Après ce sommet, le rapport sur « la réalisation par étapes de l'union économique et monétaire de la Communauté » de Pierre Werner[5] en octobre 1970, préconisa comme objectif final à la CEE, « la libération totale des mouvements des capitaux, la convertibilité totale des monnaies des Etats membres et la fixation irrévocable des taux de change », c'est-à-dire une monnaie communautaire unique. Ce processus d'intégration monétaire, retardé avec la crise pétrolière de 1973, fut relancé en 1979 avec le Système monétaire européen, et donna naissance à une monnaie unique, l'euro, en 1999.

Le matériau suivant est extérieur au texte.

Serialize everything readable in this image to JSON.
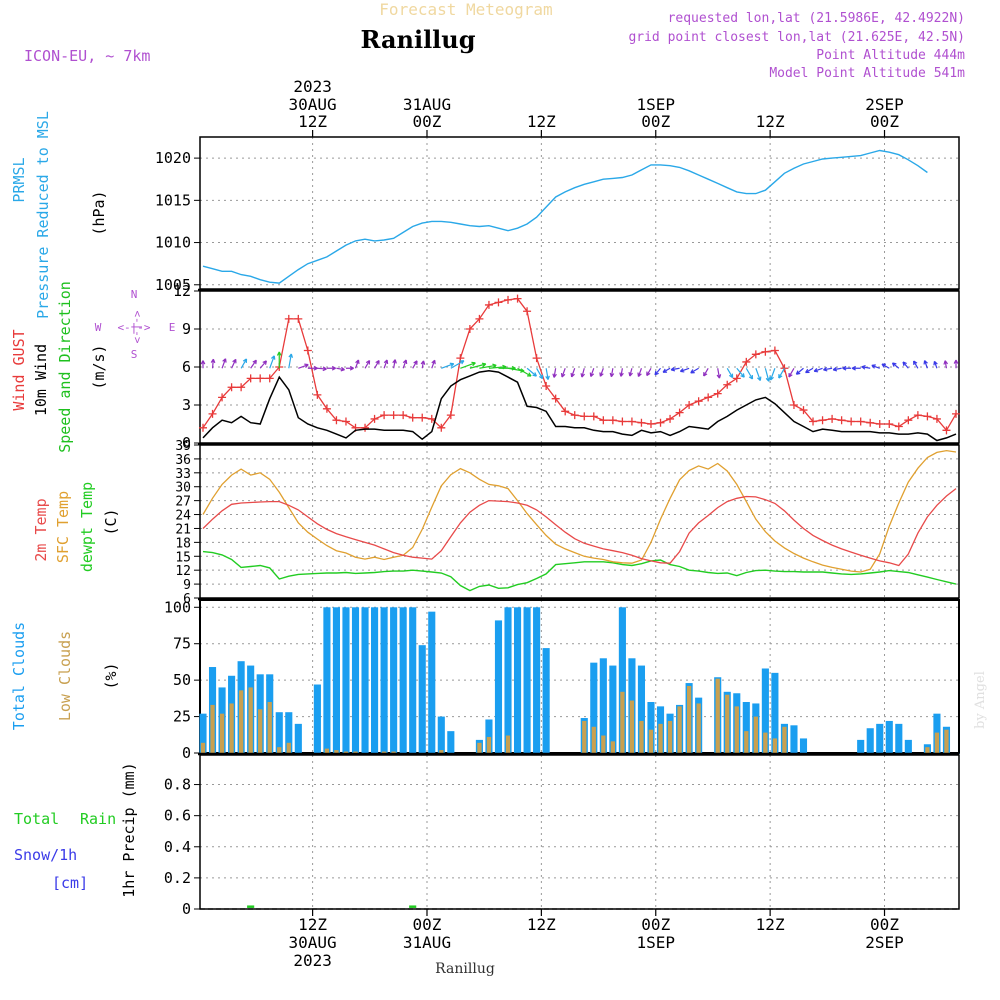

[1] - Le plan de stabilisation Pinay-Rueff. 1958 Michel-Pierre Chélini, Revue d'histoire moderne et contemporaine, 2001/4 n°48-4 pp.102-123, Cairm-Info Belin
[2] - JL Bailly, G Caire, A. Figliuzzi, V. Lelièvre Economie monétaire et financière. 2e édition, Bréal, collection Grand amphi . 2006.
[3] - « Je donnerai à la France un franc modèle dont la parité ne changera pas tant que je serai là. » avait affirmé De Gaulle, promesse qui sera respectée (au prix de certains artifices après mai 1968) puisque la dévaluation suivante aura lieu cinq mois après son départ le 11 août 1969)
[4] - Raymond Barre (1924-2007), nommé par le général De Gaulle vice Président de la Commission européenne de 1967 à 1972, responsable des affaires économiques et financières. Premier ministre de 1976 à 1981.
[5] - Pierre Werner était le premier ministre luxembourgeois. Son plan visait à une union monétaire européenne.